Samples: 2K of event 'cycles:k', Event count (approx.): 1372274198
Overhead Command Shared Object Symbol
27.45% kworker/0:2-eve [kernel.vmlinux] [k] kmem_cache_free_bulk
14.56% vmalloc_test/0 [kernel.vmlinux] [k] kmem_cache_alloc_trace
11.34% vmalloc_test/0 [kernel.vmlinux] [k] kvfree_call_rcu
7.61% vmalloc_test/0 [kernel.vmlinux] [k] _raw_spin_unlock_irqrestore
7.60% vmalloc_test/0 [kernel.vmlinux] [k] allocate_slab
5.38% vmalloc_test/0 [kernel.vmlinux] [k] check_preemption_disabled
3.12% vmalloc_test/0 [kernel.vmlinux] [k] _raw_spin_lock
2.85% vmalloc_test/0 [kernel.vmlinux] [k] preempt_count_add
2.64% vmalloc_test/0 [kernel.vmlinux] [k] __list_del_entry_valid
2.53% vmalloc_test/0 [kernel.vmlinux] [k] preempt_count_sub
1.81% vmalloc_test/0 [kernel.vmlinux] [k] native_write_msr
1.05% kworker/0:2-eve [kernel.vmlinux] [k] __slab_free
0.96% vmalloc_test/0 [kernel.vmlinux] [k] asm_sysvec_apic_timer_interrupt
0.96% vmalloc_test/0 [kernel.vmlinux] [k] setup_object_debug.isra.69
0.76% kworker/0:2-eve [kernel.vmlinux] [k] free_pcppages_bulk
0.72% kworker/0:2-eve [kernel.vmlinux] [k] put_cpu_partial
0.72% vmalloc_test/0 [test_vmalloc] [k] kvfree_rcu_2_arg_slab_test
0.52% kworker/0:2-eve [kernel.vmlinux] [k] kfree_rcu_work
0.52% vmalloc_test/0 [kernel.vmlinux] [k] get_page_from_freelist
0.52% vmalloc_test/0 [kernel.vmlinux] [k] run_page_cache_worker

<run_page_cache_worker>
│ arch_atomic_xchg():
│ mov $0x1,%eax
│ run_page_cache_worker():
│ push %rbx
│ arch_atomic_xchg():
│ xchg %eax,0x188(%rdi)
│ run_page_cache_worker():
100.00 │ test %eax,%eax
<run_page_cache_worker>

<snip>
if (rcu_scheduler_active == RCU_SCHEDULER_RUNNING &&
!atomic_xchg(&krcp->work_in_progress, 1)) { <-- here all cycles of run_page_cache_worker()
<snip>

>
> It looks to me like all the CPUs could invoke run_page_cache_worker()
> at the same time.
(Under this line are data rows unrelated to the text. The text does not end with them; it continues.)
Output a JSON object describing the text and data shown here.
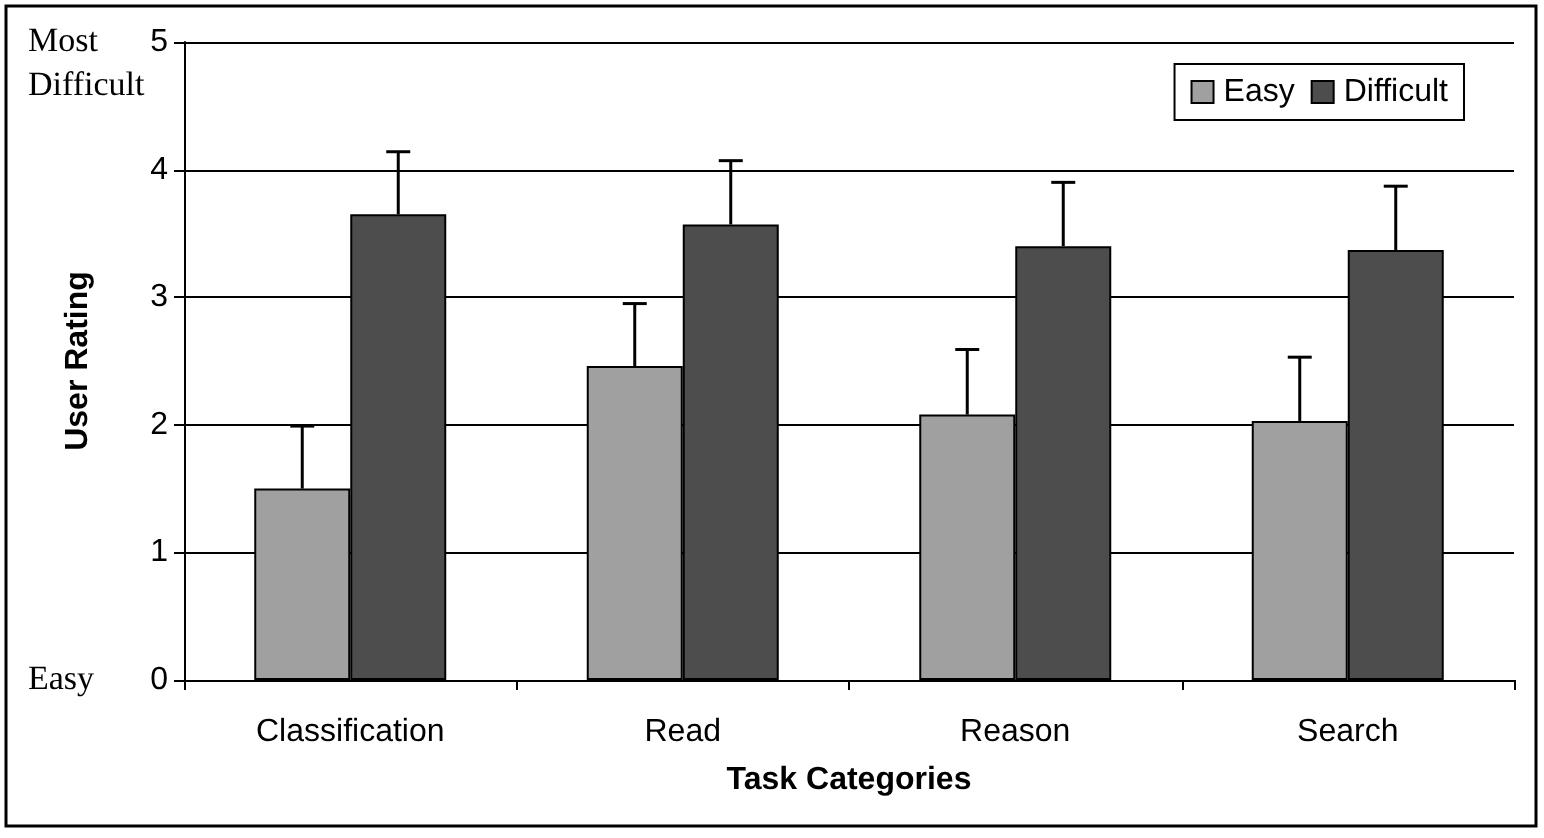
{
  "chart_data": {
    "type": "bar",
    "xlabel": "Task Categories",
    "ylabel": "User Rating",
    "categories": [
      "Classification",
      "Read",
      "Reason",
      "Search"
    ],
    "series": [
      {
        "name": "Easy",
        "color": "#a0a0a0",
        "values": [
          1.5,
          2.46,
          2.08,
          2.03
        ],
        "errors": [
          [
            1.5,
            1.99
          ],
          [
            2.46,
            2.95
          ],
          [
            2.08,
            2.59
          ],
          [
            2.03,
            2.53
          ]
        ]
      },
      {
        "name": "Difficult",
        "color": "#4d4d4d",
        "values": [
          3.65,
          3.57,
          3.4,
          3.37
        ],
        "errors": [
          [
            3.65,
            4.14
          ],
          [
            3.57,
            4.07
          ],
          [
            3.4,
            3.9
          ],
          [
            3.37,
            3.87
          ]
        ]
      }
    ],
    "ylim": [
      0,
      5
    ],
    "yticks": [
      0,
      1,
      2,
      3,
      4,
      5
    ],
    "grid": "y",
    "legend": "top right",
    "annotations": [
      "Most\nDifficult",
      "Easy"
    ]
  }
}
Or am I missing something that throttles calls to
> run_page_cache_worker(), even on systems with hundreds of CPUs?
>
It is per-cpu, thus is serialized.

>
> Also, if I am reading the code correctly, the unlucky first CPU to
> attempt to refill cache after a shrinker invocation would be delayed
> five seconds (thus invoking the slow path during that time), but other
> CPUs would continue unimpeded. Is this the intent?
>
A backoff_page_cache_fill is global and shared among all CPUs. So, if one
changes it following a slow path whereas all the rest will refill their
caches anyway following a fast path.

That should be fixed making it per-cpu also. A shrinker should mark each
CPU to back-off refilling.

>
> If I understand correctly, the point is to avoid the situation where
> memory needed elsewhere is drained and then immediately refilled.
> But the code will do the immediate refill when the rest of the CPUs show
> up, correct?
>
Correct. We do not want to request pages for some period of time, because
they might be needed for other needs and other users in a system. We have
fall-backs, so there is no a high demand in it for our case.

>
> Might it be better to put a low cap on the per-CPU caches for some
> period of time after the shrinker runs? Maybe allow at most one page
> to be cached for the five seconds following?
>
That we can do!

> > + queue_delayed_work(system_wq,
> > + &krcp->page_cache_work, PAGE_CACHE_FILL_DELAY);
> > + } else {
> > + hrtimer_init(&krcp->hrtimer, CLOCK_MONOTONIC, HRTIMER_MODE_REL);
> > + krcp->hrtimer.function = schedule_page_work_fn;
> > + hrtimer_start(&krcp->hrtimer, 0, HRTIMER_MODE_REL);
> > + }
> > }
> > }
> >
> > @@ -3612,14 +3647,20 @@ kfree_rcu_shrink_count(struct shrinker *shrink, struct shrink_control *sc)
> > {
> > int cpu;
> > unsigned long count = 0;
> > + unsigned long flags;
> >
> > /* Snapshot count of all CPUs */
> > for_each_possible_cpu(cpu) {
> > struct kfree_rcu_cpu *krcp = per_cpu_ptr(&krc, cpu);
> >
> > count += READ_ONCE(krcp->count);
> > +
> > + raw_spin_lock_irqsave(&krcp->lock, flags);
> > + count += krcp->nr_bkv_objs;
> > + raw_spin_unlock_irqrestore(&krcp->lock, flags);
>
> Not a big deal given that this should not be invoked often, but couldn't
> the read from ->nr_bkv_objs be READ_ONCE() without the lock? (This would
> require that updates use WRITE_ONCE() as well.)
>
I was thinking about it. Will re-spin and rework :)

Thanks!

--
Vlad Rezki